Cambridge, 1387. Prise à son propre piège ! Depuis qu’elle est tombée sous le charme de Duncan, un séduisant et ténébreux professeur, Jane est en pleine confusion. Elle qui, en se déguisant en garçon, a réussi à déjouer l’interdiction faite aux filles de poursuivre des études, ne sait plus que faire ! Car si elle dévoile son identité, elle pourra dire adieu à ses rêves d’instruction et d’indépendance ; mais si elle persiste dans son jeu, Duncan continuera de la traiter comme un gamin farouche, et non comme la femme qu’il a révélée en elle…

A propos de l’auteur

Nourris de sa passion pour l’Histoire et de son goût pour le romanesque, les romans de Blythe Gifford sont à la fois intenses et vifs. Le désir pour maître, son premier roman publié dans la collection Les Historiques, nous plonge dans l’Angleterre envoûtante du XIVe siècle, une de ses périodes favorites.


Avis de Kamana

La couverture nous laisse envisager une romance chaude et croustillante, et rien qu’à la regarder nous nous jetterions dessus. L’histoire bien que riche et agréable ne reflète pas le contenant. Il y aura des passages sulfureux mais pas autant qu’on se l’imaginait.

Jane a du sang royal dans les veines, sa mère ayant été la maîtresse du roi. A la mort de celui-ci elles furent avec sa sœur rejetées de la cour, et la disgrâce jetée sur leur famille. Oyez, voici la catin du roi et ses bâtardes ! Ces paroles Jane les a entendu plus d’une fois, est-ce cela qui a fait d’elle une enfant différente des autres ?! Elle aime se travestir en homme et parcourir la campagne dans cet accoutrement, un véritable garçon manqué. Elle rêve de liberté, celle que seuls les hommes ont le droit d’avoir. Son beau-frère veut lui présenter un possible fiancé qu’elle ne désire pas rencontrer. Aussi le jour de l’accouchement de sa sœur, la panique la prend, ces choses de femmes elle n’en veut pas, n’y connait rien et risque de mal faire. Alors la jeune femme se sauve déguisée en homme et se prépare à son avenir : rentrer à l’université pour après intégrer la cour du roi en tant que conseiller. Hélas, le savoir est une affaire d’hommes et seuls ceux-ci sont acceptés dans les écoles. Une rencontre en chemin va changer la donne, Duncan maître et directeur d’un pensionnat accepte, non sans quelques réserves, de prendre le jeune John – Jane – sous son aile et va se faire un devoir de perfectionner son latin. Le latin ? Oui mais pas seulement…

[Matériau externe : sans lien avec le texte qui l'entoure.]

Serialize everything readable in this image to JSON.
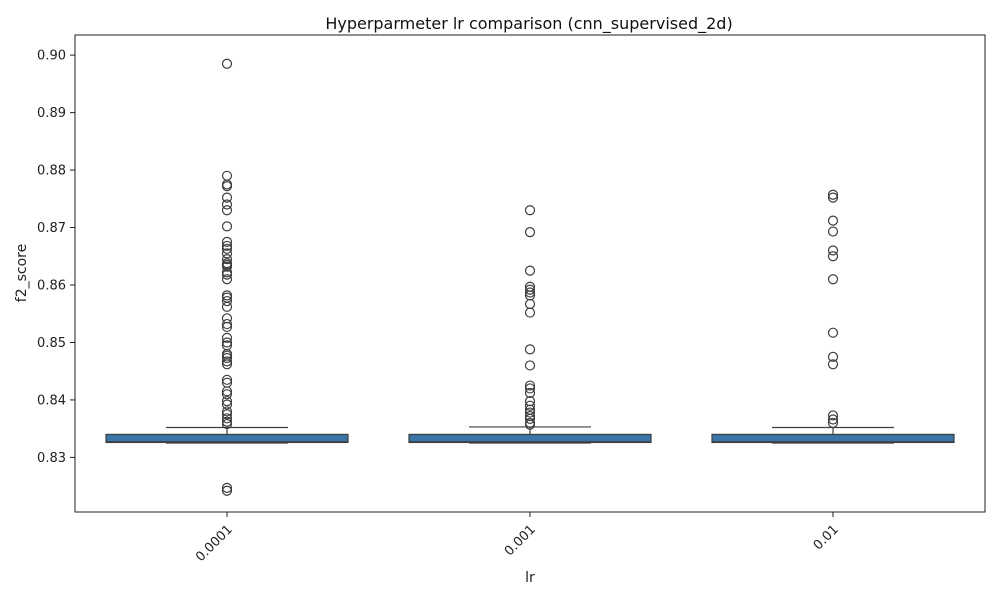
{
  "chart_data": {
    "type": "box",
    "title": "Hyperparmeter lr comparison (cnn_supervised_2d)",
    "xlabel": "lr",
    "ylabel": "f2_score",
    "ylim": [
      0.8205,
      0.9035
    ],
    "yticks": [
      0.83,
      0.84,
      0.85,
      0.86,
      0.87,
      0.88,
      0.89,
      0.9
    ],
    "ytick_labels": [
      "0.83",
      "0.84",
      "0.85",
      "0.86",
      "0.87",
      "0.88",
      "0.89",
      "0.90"
    ],
    "categories": [
      "0.0001",
      "0.001",
      "0.01"
    ],
    "box_color": "#3a75a8",
    "boxes": [
      {
        "category": "0.0001",
        "whislo": 0.8325,
        "q1": 0.8326,
        "median": 0.8327,
        "q3": 0.834,
        "whishi": 0.8352,
        "fliers": [
          0.8985,
          0.879,
          0.8775,
          0.8772,
          0.8752,
          0.874,
          0.873,
          0.8702,
          0.8675,
          0.8668,
          0.8663,
          0.8655,
          0.8645,
          0.8638,
          0.8635,
          0.8632,
          0.8622,
          0.8618,
          0.861,
          0.8582,
          0.8578,
          0.8572,
          0.8562,
          0.8542,
          0.8532,
          0.8527,
          0.8508,
          0.85,
          0.8495,
          0.848,
          0.8477,
          0.8473,
          0.8467,
          0.8462,
          0.8435,
          0.843,
          0.8415,
          0.841,
          0.8398,
          0.8392,
          0.838,
          0.8375,
          0.8368,
          0.8362,
          0.8358,
          0.8247,
          0.8242
        ]
      },
      {
        "category": "0.001",
        "whislo": 0.8325,
        "q1": 0.8326,
        "median": 0.8327,
        "q3": 0.834,
        "whishi": 0.8353,
        "fliers": [
          0.873,
          0.8692,
          0.8625,
          0.8597,
          0.8592,
          0.8587,
          0.8582,
          0.8567,
          0.8552,
          0.8488,
          0.846,
          0.8425,
          0.842,
          0.8412,
          0.8398,
          0.839,
          0.8383,
          0.8378,
          0.8372,
          0.8367,
          0.836,
          0.8357
        ]
      },
      {
        "category": "0.01",
        "whislo": 0.8325,
        "q1": 0.8326,
        "median": 0.8327,
        "q3": 0.834,
        "whishi": 0.8352,
        "fliers": [
          0.8757,
          0.8752,
          0.8712,
          0.8693,
          0.866,
          0.865,
          0.861,
          0.8517,
          0.8475,
          0.8462,
          0.8373,
          0.8366,
          0.836
        ]
      }
    ],
    "grid": false,
    "legend": "none"
  }
}
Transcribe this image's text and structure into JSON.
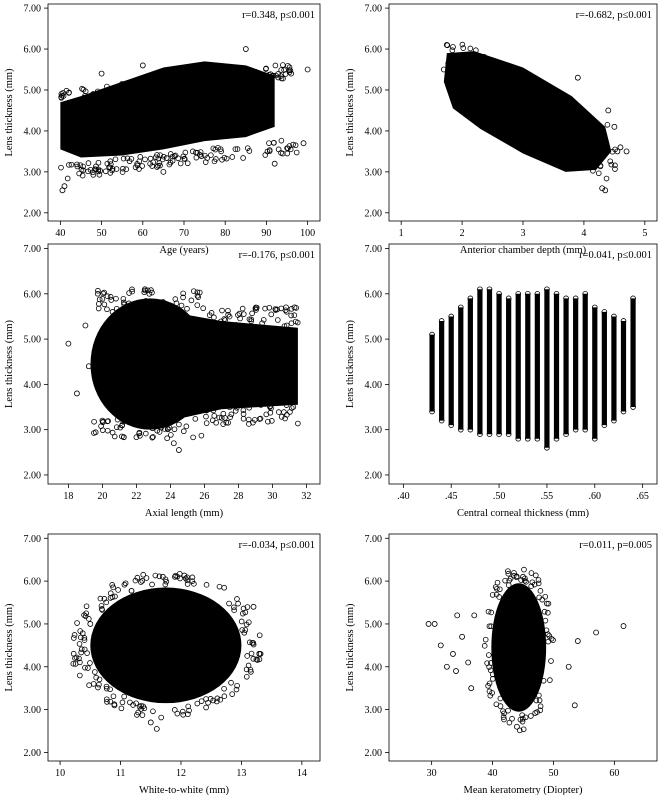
{
  "chart_data": [
    {
      "type": "scatter",
      "xlabel": "Age (years)",
      "ylabel": "Lens thickness (mm)",
      "annotation": "r=0.348, p≤0.001",
      "xlim": [
        37,
        103
      ],
      "ylim": [
        1.8,
        7.1
      ],
      "xticks": [
        40,
        50,
        60,
        70,
        80,
        90,
        100
      ],
      "xtick_labels": [
        "40",
        "50",
        "60",
        "70",
        "80",
        "90",
        "100"
      ],
      "yticks": [
        2,
        3,
        4,
        5,
        6,
        7
      ],
      "ytick_labels": [
        "2.00",
        "3.00",
        "4.00",
        "5.00",
        "6.00",
        "7.00"
      ],
      "shape": "age",
      "outliers": [
        [
          40.5,
          2.55
        ],
        [
          41,
          2.65
        ],
        [
          65,
          3.0
        ],
        [
          99,
          3.7
        ],
        [
          100,
          5.5
        ],
        [
          96,
          5.4
        ],
        [
          92,
          3.2
        ],
        [
          50,
          5.4
        ],
        [
          85,
          6.0
        ],
        [
          60,
          5.6
        ]
      ]
    },
    {
      "type": "scatter",
      "xlabel": "Anterior chamber depth (mm)",
      "ylabel": "Lens thickness (mm)",
      "annotation": "r=-0.682, p≤0.001",
      "xlim": [
        0.8,
        5.2
      ],
      "ylim": [
        1.8,
        7.1
      ],
      "xticks": [
        1,
        2,
        3,
        4,
        5
      ],
      "xtick_labels": [
        "1",
        "2",
        "3",
        "4",
        "5"
      ],
      "yticks": [
        2,
        3,
        4,
        5,
        6,
        7
      ],
      "ytick_labels": [
        "2.00",
        "3.00",
        "4.00",
        "5.00",
        "6.00",
        "7.00"
      ],
      "shape": "acd",
      "outliers": [
        [
          1.75,
          6.1
        ],
        [
          1.85,
          6.05
        ],
        [
          3.9,
          5.3
        ],
        [
          4.4,
          4.5
        ],
        [
          4.5,
          4.1
        ],
        [
          4.6,
          3.6
        ],
        [
          4.7,
          3.5
        ],
        [
          4.3,
          2.6
        ],
        [
          4.35,
          2.55
        ],
        [
          4.55,
          3.5
        ],
        [
          1.7,
          5.5
        ]
      ]
    },
    {
      "type": "scatter",
      "xlabel": "Axial length (mm)",
      "ylabel": "Lens thickness (mm)",
      "annotation": "r=-0.176, p≤0.001",
      "xlim": [
        16.8,
        32.8
      ],
      "ylim": [
        1.8,
        7.1
      ],
      "xticks": [
        18,
        20,
        22,
        24,
        26,
        28,
        30,
        32
      ],
      "xtick_labels": [
        "18",
        "20",
        "22",
        "24",
        "26",
        "28",
        "30",
        "32"
      ],
      "yticks": [
        2,
        3,
        4,
        5,
        6,
        7
      ],
      "ytick_labels": [
        "2.00",
        "3.00",
        "4.00",
        "5.00",
        "6.00",
        "7.00"
      ],
      "shape": "axial",
      "outliers": [
        [
          18.0,
          4.9
        ],
        [
          18.5,
          3.8
        ],
        [
          19.0,
          5.3
        ],
        [
          19.2,
          4.4
        ],
        [
          20.0,
          3.2
        ],
        [
          24.5,
          2.55
        ],
        [
          24.2,
          2.7
        ],
        [
          22.5,
          6.1
        ],
        [
          30.8,
          5.7
        ],
        [
          31.3,
          5.7
        ],
        [
          20.6,
          5.6
        ]
      ]
    },
    {
      "type": "scatter",
      "xlabel": "Central corneal thickness (mm)",
      "ylabel": "Lens thickness (mm)",
      "annotation": "r=0.041, p≤0.001",
      "xlim": [
        0.385,
        0.665
      ],
      "ylim": [
        1.8,
        7.1
      ],
      "xticks": [
        0.4,
        0.45,
        0.5,
        0.55,
        0.6,
        0.65
      ],
      "xtick_labels": [
        ".40",
        ".45",
        ".50",
        ".55",
        ".60",
        ".65"
      ],
      "yticks": [
        2,
        3,
        4,
        5,
        6,
        7
      ],
      "ytick_labels": [
        "2.00",
        "3.00",
        "4.00",
        "5.00",
        "6.00",
        "7.00"
      ],
      "shape": "cct",
      "stripes": [
        [
          0.43,
          3.4,
          5.1
        ],
        [
          0.44,
          3.2,
          5.4
        ],
        [
          0.45,
          3.1,
          5.5
        ],
        [
          0.46,
          3.0,
          5.7
        ],
        [
          0.47,
          3.0,
          5.9
        ],
        [
          0.48,
          2.9,
          6.1
        ],
        [
          0.49,
          2.9,
          6.1
        ],
        [
          0.5,
          2.9,
          6.0
        ],
        [
          0.51,
          2.9,
          5.9
        ],
        [
          0.52,
          2.8,
          6.0
        ],
        [
          0.53,
          2.8,
          6.0
        ],
        [
          0.54,
          2.8,
          6.0
        ],
        [
          0.55,
          2.6,
          6.1
        ],
        [
          0.56,
          2.8,
          6.0
        ],
        [
          0.57,
          2.9,
          5.9
        ],
        [
          0.58,
          3.0,
          5.9
        ],
        [
          0.59,
          3.0,
          6.0
        ],
        [
          0.6,
          2.8,
          5.7
        ],
        [
          0.61,
          3.1,
          5.6
        ],
        [
          0.62,
          3.2,
          5.5
        ],
        [
          0.63,
          3.4,
          5.4
        ],
        [
          0.64,
          3.5,
          5.9
        ]
      ]
    },
    {
      "type": "scatter",
      "xlabel": "White-to-white (mm)",
      "ylabel": "Lens thickness (mm)",
      "annotation": "r=-0.034, p≤0.001",
      "xlim": [
        9.8,
        14.3
      ],
      "ylim": [
        1.8,
        7.1
      ],
      "xticks": [
        10,
        11,
        12,
        13,
        14
      ],
      "xtick_labels": [
        "10",
        "11",
        "12",
        "13",
        "14"
      ],
      "yticks": [
        2,
        3,
        4,
        5,
        6,
        7
      ],
      "ytick_labels": [
        "2.00",
        "3.00",
        "4.00",
        "5.00",
        "6.00",
        "7.00"
      ],
      "shape": "wtw",
      "outliers": [
        [
          11.6,
          2.55
        ],
        [
          11.5,
          2.7
        ],
        [
          11.7,
          6.1
        ],
        [
          11.9,
          6.1
        ],
        [
          10.5,
          5.0
        ],
        [
          13.3,
          4.3
        ],
        [
          13.2,
          5.4
        ],
        [
          10.9,
          3.1
        ]
      ]
    },
    {
      "type": "scatter",
      "xlabel": "Mean keratometry (Diopter)",
      "ylabel": "Lens thickness (mm)",
      "annotation": "r=0.011, p=0.005",
      "xlim": [
        23,
        67
      ],
      "ylim": [
        1.8,
        7.1
      ],
      "xticks": [
        30,
        40,
        50,
        60
      ],
      "xtick_labels": [
        "30",
        "40",
        "50",
        "60"
      ],
      "yticks": [
        2,
        3,
        4,
        5,
        6,
        7
      ],
      "ytick_labels": [
        "2.00",
        "3.00",
        "4.00",
        "5.00",
        "6.00",
        "7.00"
      ],
      "shape": "km",
      "outliers": [
        [
          29.5,
          5.0
        ],
        [
          30.5,
          5.0
        ],
        [
          31.5,
          4.5
        ],
        [
          32.5,
          4.0
        ],
        [
          33.5,
          4.3
        ],
        [
          34.2,
          5.2
        ],
        [
          35.0,
          4.7
        ],
        [
          36.0,
          4.1
        ],
        [
          37.0,
          5.2
        ],
        [
          57.0,
          4.8
        ],
        [
          61.5,
          4.95
        ],
        [
          52.5,
          4.0
        ],
        [
          53.5,
          3.1
        ],
        [
          45.0,
          6.1
        ],
        [
          44.0,
          2.6
        ],
        [
          54.0,
          4.6
        ],
        [
          36.5,
          3.5
        ],
        [
          34.0,
          3.9
        ]
      ]
    }
  ]
}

La situation est cocasse ! Jane va évoluer comme elle l’a toujours voulu, entre hommes, libre de parler, de rire, de sortir, de boire dans une taverne. Elle va partager leurs opinions, leurs commentaires, certains crus pour les oreilles chastes d’une jeune femme. Mais qu’à cela ne tienne, elle les épiera et les copiera, non elle ne sera pas découverte. Hélas, elle qui se voyait déjà en homme de loi, le bras droit du roi, va découvrir sa véritable nature. Son déguisement d’homme va éveiller ce qu’elle renie, sa féminité. Tous ses sens vont bouillir au contact de Duncan qui bientôt verra pour la première fois non pas John mais Jane.
Notre cher maître quant à lui nous en aurions presque pitié. Dès sa rencontre avec le petit John, comme il aime à l’appeler, un instinct protecteur s’est emparé de lui. Et quand le jeune homme viendra vivre au pensionnat, Duncan aura même peur des émotions que suscitent en lui le gamin. Il aime les femmes que diable !
Le comique de la situation nous enchante et nous ne pouvons que plaindre ce maître en proie à des penchants qu’il n’ose ne serait-ce que penser. S’il savait ?!

L’auteur ne va s’attarder que sur les personnages de Jane et Duncan, disséquant leurs aspirations ainsi que leurs peurs. Lui est un être généreux, protecteur mais qui refuse tout épanchement sur sa vie, n’acceptant aucune aide. Jane va se révéler courageuse et audacieuse, luttant bec et ongles pour ce qu’elle veut, pour ce qu’elle croit être juste. Les deux-là, vont faire des étincelles aussi bien en dialogues, qu’au lit. Même si la trame ne tourne qu’autour d’eux, nous nous en formalisons pas grâce à un récit très fluide, drôle, agréable.

Non que nous en garderons un souvenir impérissable, cette romance vous fera quand même passer un sympathique moment.